Je reste attaché à Mgr Lefebvre parce que c’est lui qui m’apprit, après ma famille et ma mère, l’amour de l’Eglise. En elle, il a « voulu vivre et mourir » et quoi qu’on puisse en dire c’est cet amour de l’Eglise qui lui fit accomplir cet acte  - oh combien difficile – des sacres de quatre évêques… au-delà même de sa propre réputation, de son propre nom. Il m’est difficile d’entendre, comme on l’entend dans un certain manifeste, ces jours derniers, que, pour cela, il aurait rompu la « pleine communion avec l’Eglise ». Il provoqua plutôt un « sursum corda », une réaction de la hiérarchie elle-même…Et c’est le cardinal Ratzinger qui, le premier mena cette réaction, cette réflexion dans sa conférence qu’il donna au Chili en juillet 1988 et après, par l’influence qu’il exerça auprès de Jean-Paul II.
Et cette réaction suivit dès lors son chemin. Peu à peu. Année après année… C’est alors qu’en 2000, en l’année jubilaire, Rome tendit, de nouveau,  la main à la FSSPX. Mgr Lefebvre fut toujours résolu de « normaliser » sa situation avec Rome. Il le manifesta encore clairement le 21 novembre 1987 dans la lettre qu’il remettait au Cardinal Gagnon proposant les conditions de cette « normalisation » et la « politique » à suivre.
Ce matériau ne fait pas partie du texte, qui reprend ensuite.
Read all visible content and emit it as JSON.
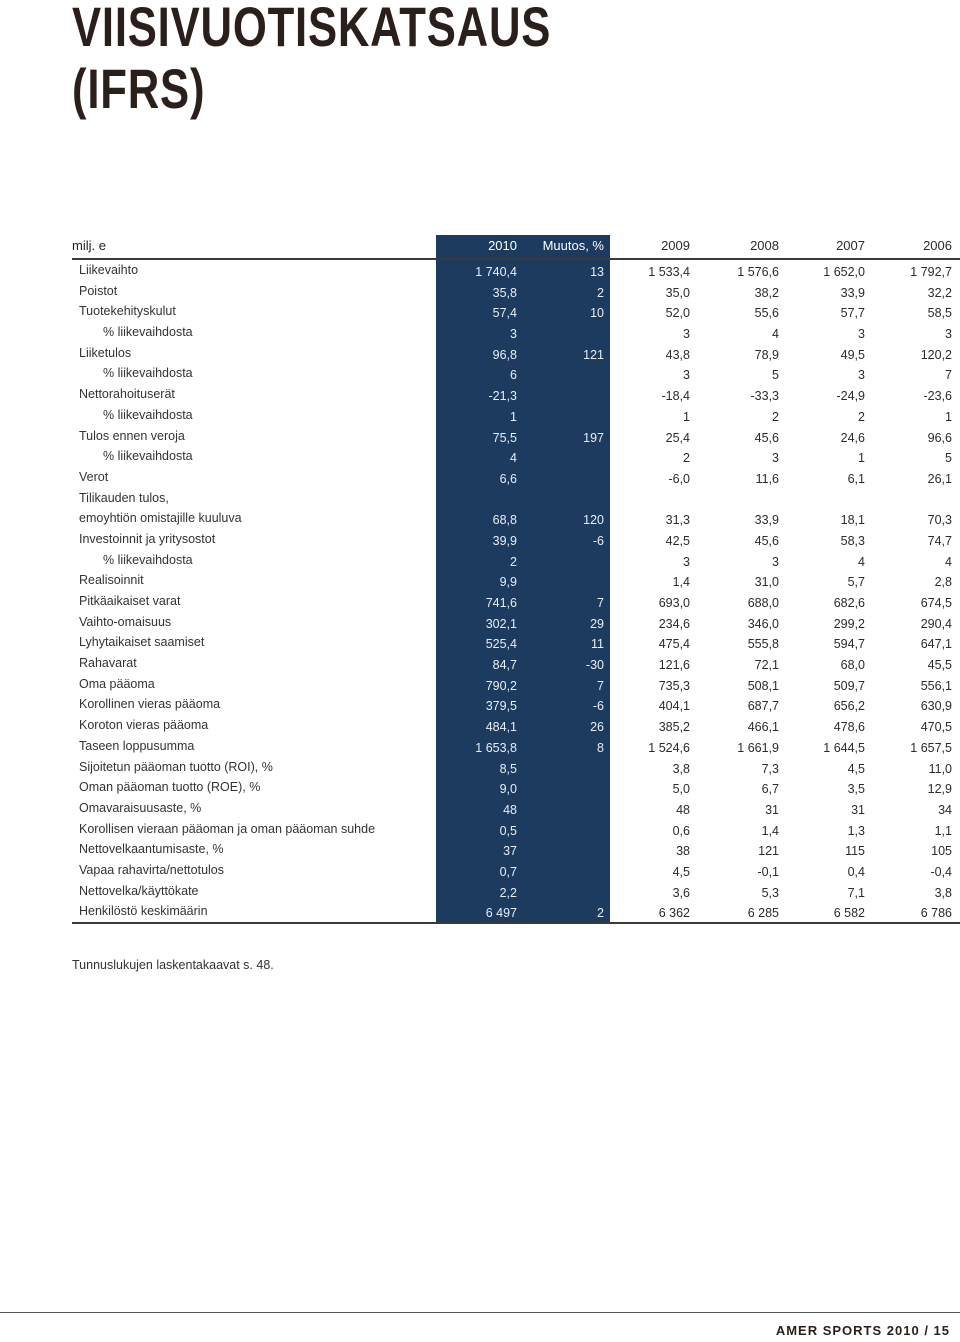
{
  "title": [
    "VIISIVUOTISKATSAUS",
    "(IFRS)"
  ],
  "header": {
    "unit": "milj. e",
    "cols": [
      "2010",
      "Muutos, %",
      "2009",
      "2008",
      "2007",
      "2006"
    ]
  },
  "rows": [
    {
      "label": "Liikevaihto",
      "indent": false,
      "v": [
        "1 740,4",
        "13",
        "1 533,4",
        "1 576,6",
        "1 652,0",
        "1 792,7"
      ]
    },
    {
      "label": "Poistot",
      "indent": false,
      "v": [
        "35,8",
        "2",
        "35,0",
        "38,2",
        "33,9",
        "32,2"
      ]
    },
    {
      "label": "Tuotekehityskulut",
      "indent": false,
      "v": [
        "57,4",
        "10",
        "52,0",
        "55,6",
        "57,7",
        "58,5"
      ]
    },
    {
      "label": "% liikevaihdosta",
      "indent": true,
      "v": [
        "3",
        "",
        "3",
        "4",
        "3",
        "3"
      ]
    },
    {
      "label": "Liiketulos",
      "indent": false,
      "v": [
        "96,8",
        "121",
        "43,8",
        "78,9",
        "49,5",
        "120,2"
      ]
    },
    {
      "label": "% liikevaihdosta",
      "indent": true,
      "v": [
        "6",
        "",
        "3",
        "5",
        "3",
        "7"
      ]
    },
    {
      "label": "Nettorahoituserät",
      "indent": false,
      "v": [
        "-21,3",
        "",
        "-18,4",
        "-33,3",
        "-24,9",
        "-23,6"
      ]
    },
    {
      "label": "% liikevaihdosta",
      "indent": true,
      "v": [
        "1",
        "",
        "1",
        "2",
        "2",
        "1"
      ]
    },
    {
      "label": "Tulos ennen veroja",
      "indent": false,
      "v": [
        "75,5",
        "197",
        "25,4",
        "45,6",
        "24,6",
        "96,6"
      ]
    },
    {
      "label": "% liikevaihdosta",
      "indent": true,
      "v": [
        "4",
        "",
        "2",
        "3",
        "1",
        "5"
      ]
    },
    {
      "label": "Verot",
      "indent": false,
      "v": [
        "6,6",
        "",
        "-6,0",
        "11,6",
        "6,1",
        "26,1"
      ]
    },
    {
      "label": "Tilikauden tulos,",
      "indent": false,
      "v": [
        "",
        "",
        "",
        "",
        "",
        ""
      ]
    },
    {
      "label": "emoyhtiön omistajille kuuluva",
      "indent": false,
      "v": [
        "68,8",
        "120",
        "31,3",
        "33,9",
        "18,1",
        "70,3"
      ]
    },
    {
      "label": "Investoinnit ja yritysostot",
      "indent": false,
      "v": [
        "39,9",
        "-6",
        "42,5",
        "45,6",
        "58,3",
        "74,7"
      ]
    },
    {
      "label": "% liikevaihdosta",
      "indent": true,
      "v": [
        "2",
        "",
        "3",
        "3",
        "4",
        "4"
      ]
    },
    {
      "label": "Realisoinnit",
      "indent": false,
      "v": [
        "9,9",
        "",
        "1,4",
        "31,0",
        "5,7",
        "2,8"
      ]
    },
    {
      "label": "Pitkäaikaiset varat",
      "indent": false,
      "v": [
        "741,6",
        "7",
        "693,0",
        "688,0",
        "682,6",
        "674,5"
      ]
    },
    {
      "label": "Vaihto-omaisuus",
      "indent": false,
      "v": [
        "302,1",
        "29",
        "234,6",
        "346,0",
        "299,2",
        "290,4"
      ]
    },
    {
      "label": "Lyhytaikaiset saamiset",
      "indent": false,
      "v": [
        "525,4",
        "11",
        "475,4",
        "555,8",
        "594,7",
        "647,1"
      ]
    },
    {
      "label": "Rahavarat",
      "indent": false,
      "v": [
        "84,7",
        "-30",
        "121,6",
        "72,1",
        "68,0",
        "45,5"
      ]
    },
    {
      "label": "Oma pääoma",
      "indent": false,
      "v": [
        "790,2",
        "7",
        "735,3",
        "508,1",
        "509,7",
        "556,1"
      ]
    },
    {
      "label": "Korollinen vieras pääoma",
      "indent": false,
      "v": [
        "379,5",
        "-6",
        "404,1",
        "687,7",
        "656,2",
        "630,9"
      ]
    },
    {
      "label": "Koroton vieras pääoma",
      "indent": false,
      "v": [
        "484,1",
        "26",
        "385,2",
        "466,1",
        "478,6",
        "470,5"
      ]
    },
    {
      "label": "Taseen loppusumma",
      "indent": false,
      "v": [
        "1 653,8",
        "8",
        "1 524,6",
        "1 661,9",
        "1 644,5",
        "1 657,5"
      ]
    },
    {
      "label": "Sijoitetun pääoman tuotto (ROI), %",
      "indent": false,
      "v": [
        "8,5",
        "",
        "3,8",
        "7,3",
        "4,5",
        "11,0"
      ]
    },
    {
      "label": "Oman pääoman tuotto (ROE), %",
      "indent": false,
      "v": [
        "9,0",
        "",
        "5,0",
        "6,7",
        "3,5",
        "12,9"
      ]
    },
    {
      "label": "Omavaraisuusaste, %",
      "indent": false,
      "v": [
        "48",
        "",
        "48",
        "31",
        "31",
        "34"
      ]
    },
    {
      "label": "Korollisen vieraan pääoman ja oman pääoman suhde",
      "indent": false,
      "v": [
        "0,5",
        "",
        "0,6",
        "1,4",
        "1,3",
        "1,1"
      ]
    },
    {
      "label": "Nettovelkaantumisaste, %",
      "indent": false,
      "v": [
        "37",
        "",
        "38",
        "121",
        "115",
        "105"
      ]
    },
    {
      "label": "Vapaa rahavirta/nettotulos",
      "indent": false,
      "v": [
        "0,7",
        "",
        "4,5",
        "-0,1",
        "0,4",
        "-0,4"
      ]
    },
    {
      "label": "Nettovelka/käyttökate",
      "indent": false,
      "v": [
        "2,2",
        "",
        "3,6",
        "5,3",
        "7,1",
        "3,8"
      ]
    },
    {
      "label": "Henkilöstö keskimäärin",
      "indent": false,
      "v": [
        "6 497",
        "2",
        "6 362",
        "6 285",
        "6 582",
        "6 786"
      ]
    }
  ],
  "note": "Tunnuslukujen laskentakaavat s. 48.",
  "footer": "AMER SPORTS 2010 / 15",
  "colors": {
    "highlight": "#1d3a5f"
  }
}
Si elles ne furent pas réalisées ni réalisables encore en 1988, elles pouvaient l’être en 2000. A plus forte raison pourraient-elles l’être en 2006 avec le nouveau Pontife Benoît XVI.
Je crois qu’il est urgent que la FSSPX s’ouvre à cet examen, à cette étude. Il y a une vaste « politique » à mener…celle déjà prévue et enseignée par Mgr Lefebvre.
C’est le temps de la « normalisation » de la situation de la FSSPX avec Rome. Ce temps presse. Il ne faut plus tarder. Il ne faut plus retarder cette « marche » vers Rome. Ce serait une erreur, même une faute, une infidélité à la pensée de Mgr Lefebvre, à son action…même si tous les problèmes doctrinaux sont loin d’être réglés et l’action de la hiérarchie parfois troublante. Le Modernisme est toujours à l’œuvre ! Poursuivre cette résistance « fermée », ce  refus «  nerveux » serait risquer de s’isoler. S’isoler ne fut jamais la « politique »  de Mgr Lefebvre. Bien au contraire. Servir l’Eglise donne et exige un esprit magnanime.
Il faut s’unir tous, tous les instituts fidèles à la messe de toujours tout en gardant chacun sa spécificité, son gouvernement. 
Voilà ce que pourrait proposer Benoît XVI dans le Motu Proprio dont on parle aujourd’hui de plus en plus. Il donnerait l’élan. Restaurer dans l’Eglise la messe tridentine avec le concours de tous est  une bonne chose. Il faut qu’elle vive et revive. « Très saint Père redonnez-nous la Sainte Messe », demandait déjà Jean Madiran en 1972 au pape Paul VI et de nouveau le I août 1988 au Pape Jean Paul II en la fête de saint Pierre aux liens.
Mais pour qu’elle vive et qu’elle vive bien,  avec tous ses droits et son  honneur dû, il faut non seulement des prêtres et des évêques qui l’aiment, il faut aussi un cadre, un cadre canonique, celui d’une administration apostolique avec exemption et droit propre.
Voilà ce que pourrait être aussi le Motu Proprio de Benoît XVI.
Voilà, c’est sûr,  qu’elle était la pensée de Mgr Lefebvre. Je la crois juste et vraie. Et même nécessaire. La messe tridentine ne vivra pas autrement, ne survivra pas autrement…
Voilà pourquoi je reste fidèle à Mgr Lefebvre et, au-delà des incompréhensions, membre de la FSSPX.